Now I’m wondering did I decide not to shoot him because the idea of killing this guy was repugnant – after all, he’s tied to a post, immobile and unable to defend himself, and I have no idea as to why he’s in that position. Or did I decide not to shoot him because I wanted to win the game?

I think it’s the latter. Despite what is presumably meant to be a game of morality, my instinct was simply to beat the game. “Oh, you think you’re so smart, Mr Game Designer, but I’m onto you!”

What if the game had told you up-front that you could either shoot him and lose or hit ESC and win? Or what if you won by killing him and lost for cowardly quitting out? How would that change your approach? Remember, kill him once and you can’t undo your action, you’ve got to live with the consequence.

A friend of mine I showed the game to said he felt cheated in some way. To quote him:

“The entire game is setup to give you the impression that the goal is execution. Your choice is contextualised by the name, the setting, the mechanics, by your understanding of what an execution is – so it seems a little disingenuous for the designer to go, ‘Oh, but it’s all about free choice and consequences!’ To me, it’s as though you’ve been taken to a bowling alley, given a ball, and then – after you get a strike – you get told that the goal was to get a gutter ball. I thought [there may have been a trick to it], but I figured it might have something to do with the way you shoot him, or with how long you take, or something like that.
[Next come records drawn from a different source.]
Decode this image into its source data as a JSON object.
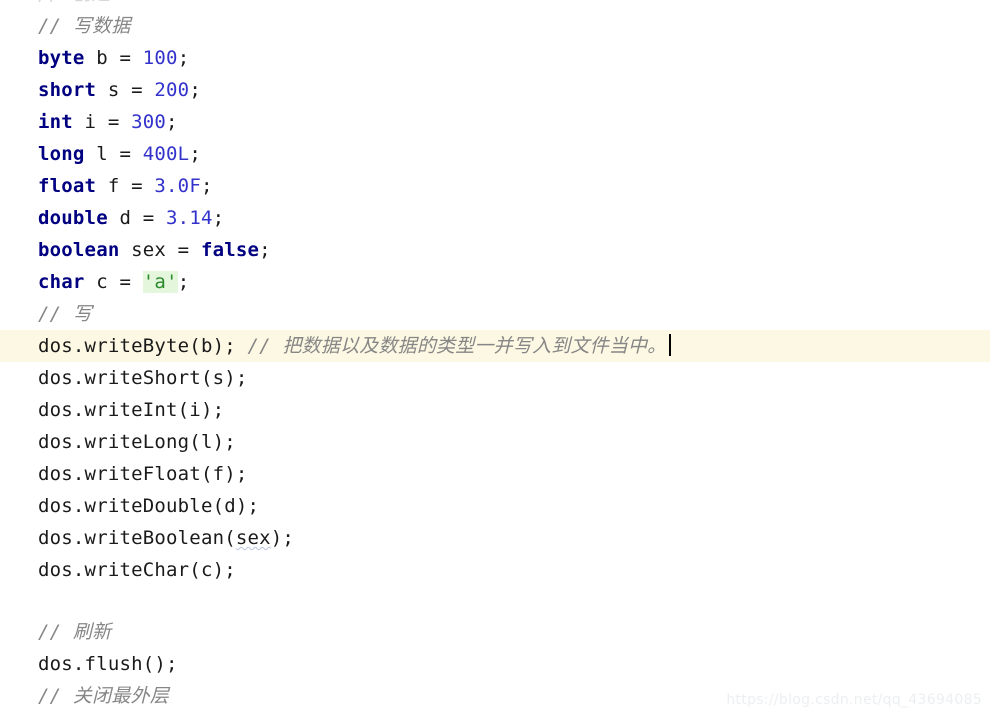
{
  "editor": {
    "language": "java",
    "background_color": "#ffffff",
    "current_line_highlight_color": "#fdf8e3",
    "keyword_color": "#000080",
    "number_color": "#3333cc",
    "comment_color": "#868686",
    "char_literal_color": "#2a8a2a",
    "plain_text_color": "#1a1a1a",
    "caret_color": "#000000"
  },
  "clipped_top_line": {
    "text": "// 创建"
  },
  "lines": [
    {
      "id": "line-comment-write-data",
      "kind": "comment",
      "slashes": "// ",
      "text": "写数据"
    },
    {
      "id": "line-byte",
      "kind": "declaration",
      "keyword": "byte",
      "name": " b = ",
      "value": "100",
      "tail": ";"
    },
    {
      "id": "line-short",
      "kind": "declaration",
      "keyword": "short",
      "name": " s = ",
      "value": "200",
      "tail": ";"
    },
    {
      "id": "line-int",
      "kind": "declaration",
      "keyword": "int",
      "name": " i = ",
      "value": "300",
      "tail": ";"
    },
    {
      "id": "line-long",
      "kind": "declaration",
      "keyword": "long",
      "name": " l = ",
      "value": "400L",
      "tail": ";"
    },
    {
      "id": "line-float",
      "kind": "declaration",
      "keyword": "float",
      "name": " f = ",
      "value": "3.0F",
      "tail": ";"
    },
    {
      "id": "line-double",
      "kind": "declaration",
      "keyword": "double",
      "name": " d = ",
      "value": "3.14",
      "tail": ";"
    },
    {
      "id": "line-boolean",
      "kind": "declaration-bool",
      "keyword": "boolean",
      "name": " sex = ",
      "value": "false",
      "tail": ";"
    },
    {
      "id": "line-char",
      "kind": "declaration-char",
      "keyword": "char",
      "name": " c = ",
      "value": "'a'",
      "tail": ";"
    },
    {
      "id": "line-comment-write",
      "kind": "comment",
      "slashes": "// ",
      "text": "写"
    },
    {
      "id": "line-write-byte",
      "kind": "call-current",
      "code": "dos.writeByte(b); ",
      "slashes": "// ",
      "comment": "把数据以及数据的类型一并写入到文件当中。",
      "has_caret": true
    },
    {
      "id": "line-write-short",
      "kind": "call",
      "code": "dos.writeShort(s);"
    },
    {
      "id": "line-write-int",
      "kind": "call",
      "code": "dos.writeInt(i);"
    },
    {
      "id": "line-write-long",
      "kind": "call",
      "code": "dos.writeLong(l);"
    },
    {
      "id": "line-write-float",
      "kind": "call",
      "code": "dos.writeFloat(f);"
    },
    {
      "id": "line-write-double",
      "kind": "call",
      "code": "dos.writeDouble(d);"
    },
    {
      "id": "line-write-boolean",
      "kind": "call-squiggle",
      "code_before": "dos.writeBoolean(",
      "squiggle_word": "sex",
      "code_after": ");"
    },
    {
      "id": "line-write-char",
      "kind": "call",
      "code": "dos.writeChar(c);"
    },
    {
      "id": "line-blank",
      "kind": "blank",
      "code": ""
    },
    {
      "id": "line-comment-flush",
      "kind": "comment",
      "slashes": "// ",
      "text": "刷新"
    },
    {
      "id": "line-flush",
      "kind": "call",
      "code": "dos.flush();"
    },
    {
      "id": "line-comment-close",
      "kind": "comment",
      "slashes": "// ",
      "text": "关闭最外层"
    }
  ],
  "watermark": {
    "text": "https://blog.csdn.net/qq_43694085"
  }
}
It didn’t occur to me that quitting the game was the way to win it. That’s a bit of a ruse, really.”

We tend to take things at face value when playing a game. We’re conditioned to accept things almost without question. We’re used to having content designed for us and solutions prescribed to us. It’s funny how a “short experimental game” such as Execution can in just a few minutes say much of what BioShock wanted to say over the course of hours.